WSJ: Google Held Talks With Dish To Launch Its Own Cellular Network
The Wall Street Journal seems to have the scoop on all the upcoming tech products and services recently, and in the latest, the world-renowned publication has revealed search giant Google could be planning to build its own wireless network akin to the likes of AT&T. Considering the dogmatic manner in which Google has set goals and swiftly taken over in areas like mobile with Android and browsing Chrome, the news should come as no surprise, and if the report has any substance to it, would anybody bet against Google once again bullying its way to the top of the pile?
The Big G is said to have held numerous talks with satellite-TV company Dish Network Corp. over the past few weeks, and the topic of conversation has been a potential partnership between the two on an all-new wireless network. The purported collaborative effort would directly target providers such as AT&T Inc. and Verizon Wireless according to the clichéd “sources familiar,” but unlike other reports pulled out of thin air, this one really does bear the hallmarks of something Google would do.
Android was initially released in September 2008, and although it was initially seen by many a platform that could compete with the revolutionary iOS, it’s now the main player in the mobile game by a country mile.
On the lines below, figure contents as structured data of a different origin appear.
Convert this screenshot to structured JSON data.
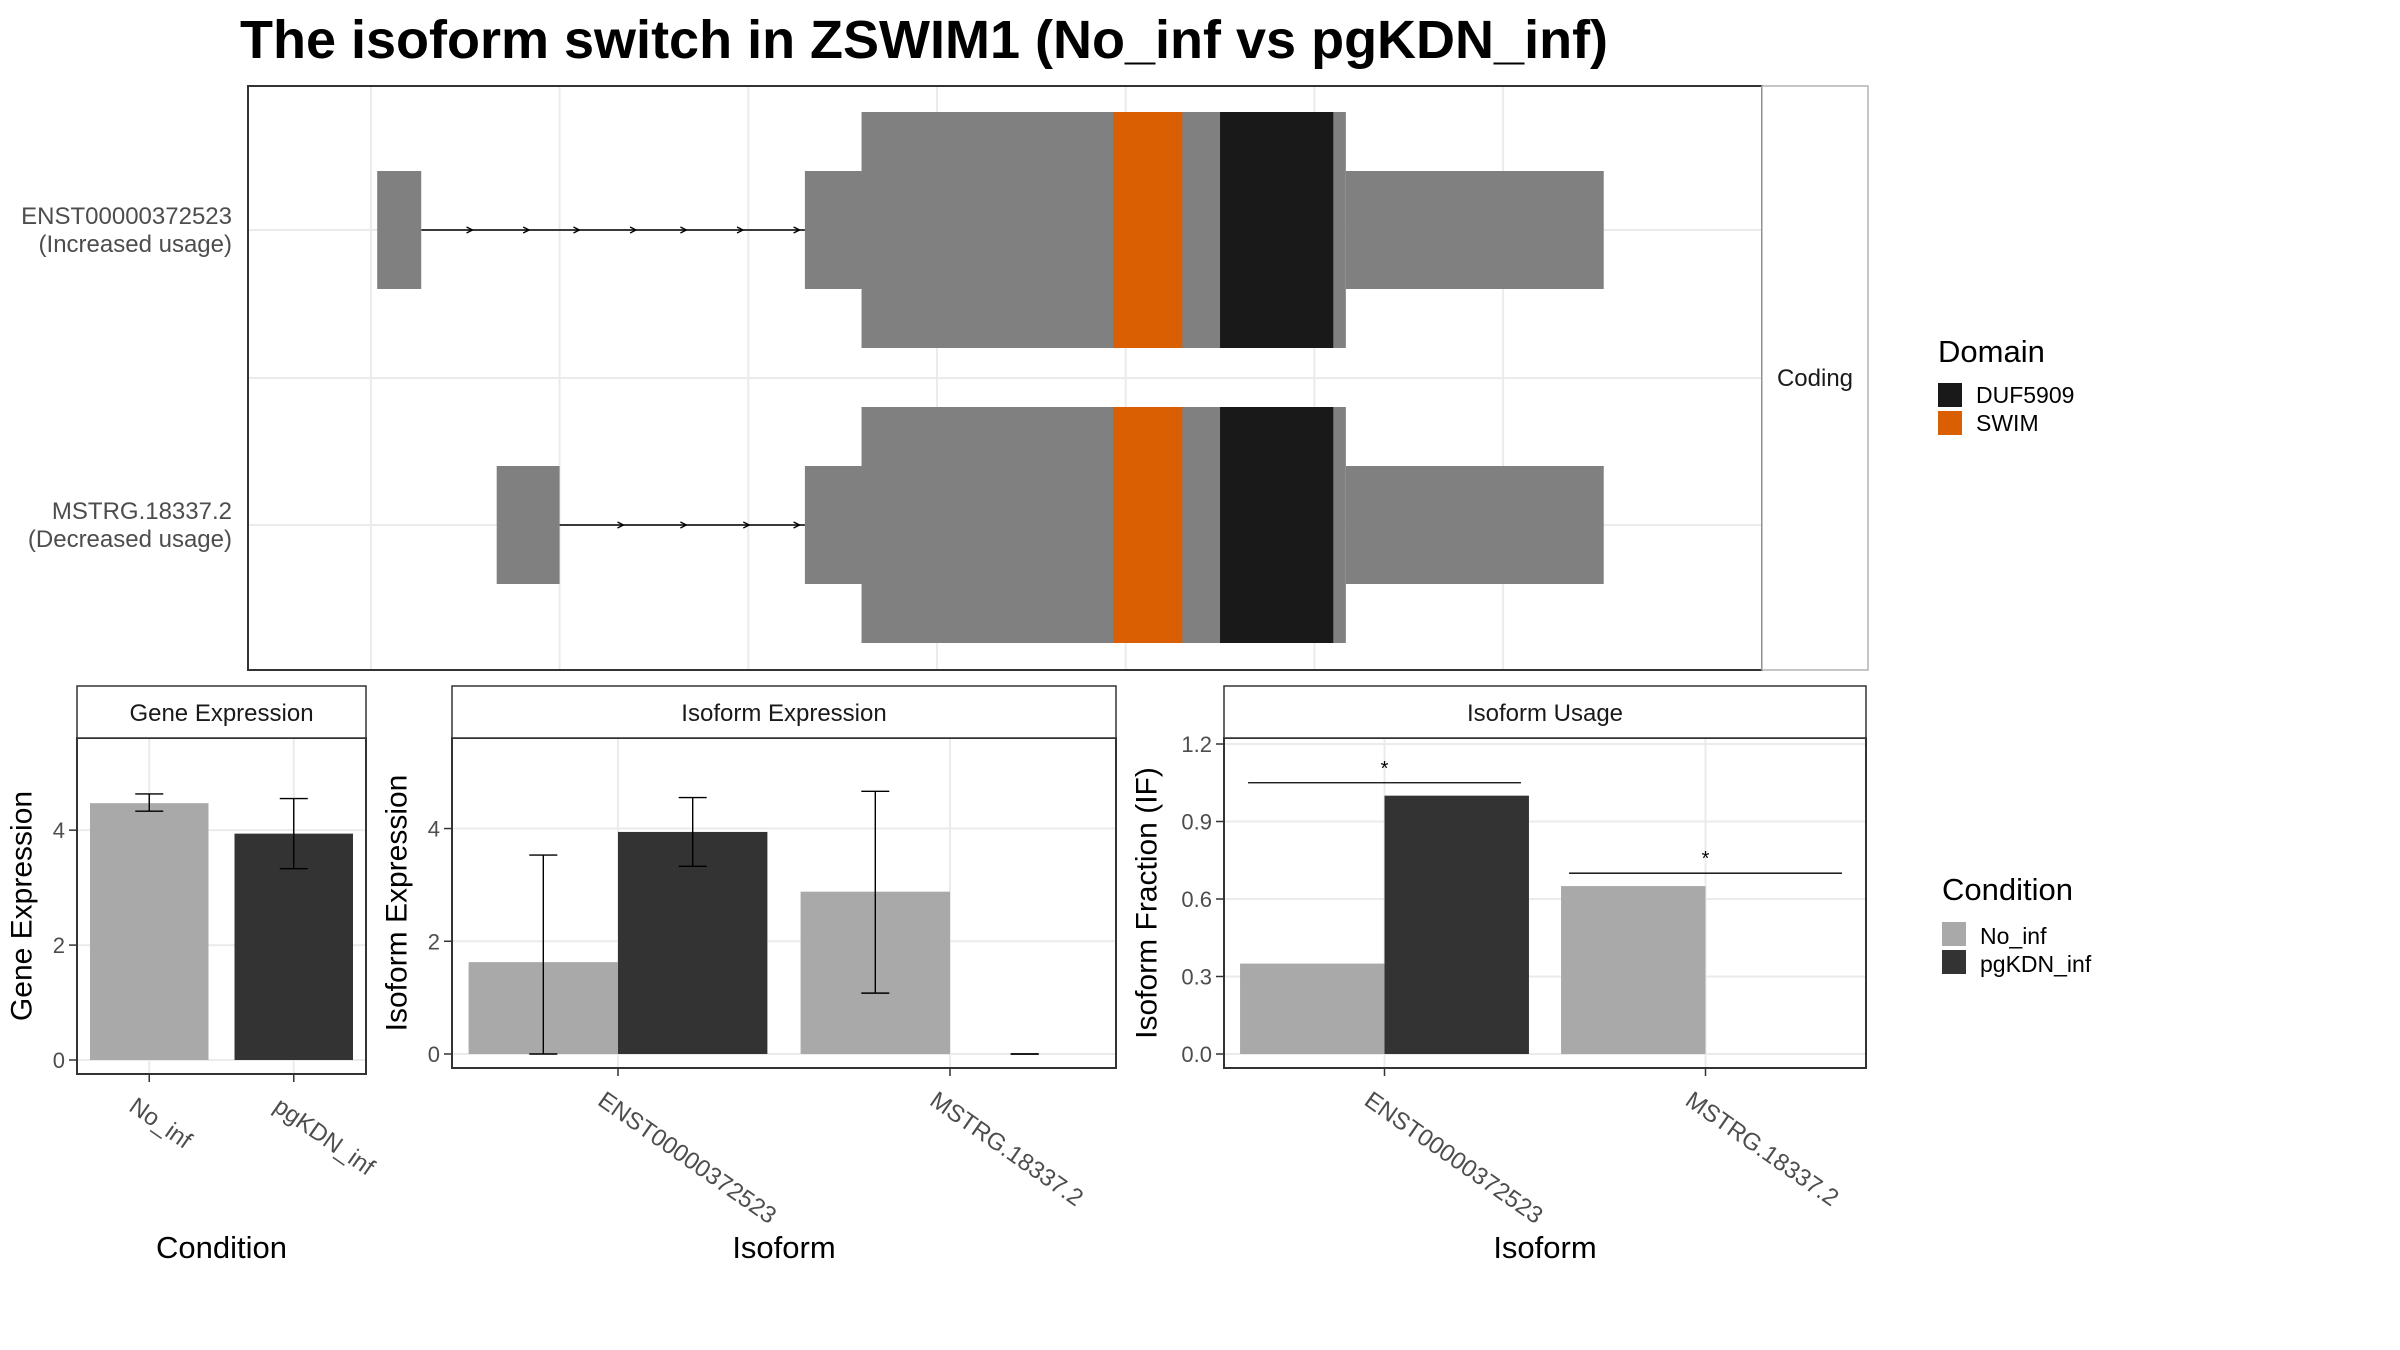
{
  "title": "The isoform switch in ZSWIM1 (No_inf vs pgKDN_inf)",
  "colors": {
    "exon": "#808080",
    "domain_DUF5909": "#191919",
    "domain_SWIM": "#D95F02",
    "no_inf": "#A9A9A9",
    "pgkdn_inf": "#333333",
    "grid": "#EBEBEB",
    "panel_border": "#333333"
  },
  "chart_data": [
    {
      "type": "gene_structure",
      "strip_label": "Coding",
      "xlim": [
        0,
        100
      ],
      "gridlines_x": [
        5,
        20,
        35,
        50,
        65,
        80,
        95
      ],
      "tracks": [
        {
          "id": "ENST00000372523",
          "label_line1": "ENST00000372523",
          "label_line2": "(Increased usage)",
          "exons": [
            {
              "start": 5.5,
              "end": 9,
              "kind": "utr"
            },
            {
              "start": 39.5,
              "end": 44,
              "kind": "utr"
            },
            {
              "start": 44,
              "end": 82.5,
              "kind": "cds"
            },
            {
              "start": 82.5,
              "end": 103,
              "kind": "utr"
            }
          ],
          "intron": [
            9,
            39.5
          ],
          "arrows": [
            13,
            17.5,
            21.5,
            26,
            30,
            34.5,
            39
          ],
          "domains": [
            {
              "name": "SWIM",
              "start": 64,
              "end": 69.5
            },
            {
              "name": "DUF5909",
              "start": 72.5,
              "end": 81.5
            }
          ]
        },
        {
          "id": "MSTRG.18337.2",
          "label_line1": "MSTRG.18337.2",
          "label_line2": "(Decreased usage)",
          "exons": [
            {
              "start": 15,
              "end": 20,
              "kind": "utr"
            },
            {
              "start": 39.5,
              "end": 44,
              "kind": "utr"
            },
            {
              "start": 44,
              "end": 82.5,
              "kind": "cds"
            },
            {
              "start": 82.5,
              "end": 103,
              "kind": "utr"
            }
          ],
          "intron": [
            20,
            39.5
          ],
          "arrows": [
            25,
            30,
            35,
            39
          ],
          "domains": [
            {
              "name": "SWIM",
              "start": 64,
              "end": 69.5
            },
            {
              "name": "DUF5909",
              "start": 72.5,
              "end": 81.5
            }
          ]
        }
      ],
      "legend": {
        "title": "Domain",
        "entries": [
          {
            "label": "DUF5909",
            "color": "#191919"
          },
          {
            "label": "SWIM",
            "color": "#D95F02"
          }
        ]
      }
    },
    {
      "type": "bar",
      "strip_label": "Gene Expression",
      "xlabel": "Condition",
      "ylabel": "Gene Expression",
      "ylim": [
        0,
        5.5
      ],
      "yticks": [
        0,
        2,
        4
      ],
      "categories": [
        "No_inf",
        "pgKDN_inf"
      ],
      "bars": [
        {
          "category": "No_inf",
          "condition": "No_inf",
          "value": 4.47,
          "err_low": 4.33,
          "err_high": 4.63
        },
        {
          "category": "pgKDN_inf",
          "condition": "pgKDN_inf",
          "value": 3.94,
          "err_low": 3.33,
          "err_high": 4.55
        }
      ]
    },
    {
      "type": "bar",
      "strip_label": "Isoform Expression",
      "xlabel": "Isoform",
      "ylabel": "Isoform Expression",
      "ylim": [
        0,
        5.5
      ],
      "yticks": [
        0,
        2,
        4
      ],
      "categories": [
        "ENST00000372523",
        "MSTRG.18337.2"
      ],
      "bars": [
        {
          "category": "ENST00000372523",
          "condition": "No_inf",
          "value": 1.63,
          "err_low": 0.0,
          "err_high": 3.53
        },
        {
          "category": "ENST00000372523",
          "condition": "pgKDN_inf",
          "value": 3.94,
          "err_low": 3.33,
          "err_high": 4.55
        },
        {
          "category": "MSTRG.18337.2",
          "condition": "No_inf",
          "value": 2.88,
          "err_low": 1.08,
          "err_high": 4.66
        },
        {
          "category": "MSTRG.18337.2",
          "condition": "pgKDN_inf",
          "value": 0.0,
          "err_low": 0.0,
          "err_high": 0.0
        }
      ]
    },
    {
      "type": "bar",
      "strip_label": "Isoform Usage",
      "xlabel": "Isoform",
      "ylabel": "Isoform Fraction (IF)",
      "ylim": [
        0,
        1.2
      ],
      "yticks": [
        "0.0",
        "0.3",
        "0.6",
        "0.9",
        "1.2"
      ],
      "categories": [
        "ENST00000372523",
        "MSTRG.18337.2"
      ],
      "bars": [
        {
          "category": "ENST00000372523",
          "condition": "No_inf",
          "value": 0.35
        },
        {
          "category": "ENST00000372523",
          "condition": "pgKDN_inf",
          "value": 1.0
        },
        {
          "category": "MSTRG.18337.2",
          "condition": "No_inf",
          "value": 0.65
        },
        {
          "category": "MSTRG.18337.2",
          "condition": "pgKDN_inf",
          "value": 0.0
        }
      ],
      "significance": [
        {
          "category": "ENST00000372523",
          "label": "*",
          "y": 1.05
        },
        {
          "category": "MSTRG.18337.2",
          "label": "*",
          "y": 0.7
        }
      ]
    }
  ],
  "condition_legend": {
    "title": "Condition",
    "entries": [
      {
        "label": "No_inf",
        "color": "#A9A9A9"
      },
      {
        "label": "pgKDN_inf",
        "color": "#333333"
      }
    ]
  }
}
Considering how many tens of millions of consumers are currently carried by AT&T, the mountain is arguably as steep as Google has attempted to climb, but with a mobile ecosystem used by the overwhelming majority of smartphone users in the United States, it has a solid foundation from which to build, advertise, and integrate its own network.
It’s key to point out that while there have been a number of talks between Dish and Google, they are still at the preliminary stage as it were, and thus could fizzle out into nothingness. Even if talks don’t amount to anything right now, I certainly wouldn’t bet against Google creating its own network in the not-so-distant future.
Apple toyed with the idea in the Jobs Era, and although that didn’t ever evolve from its pipe-dream status, it would seem only natural for one of the big mobile software providers to expand.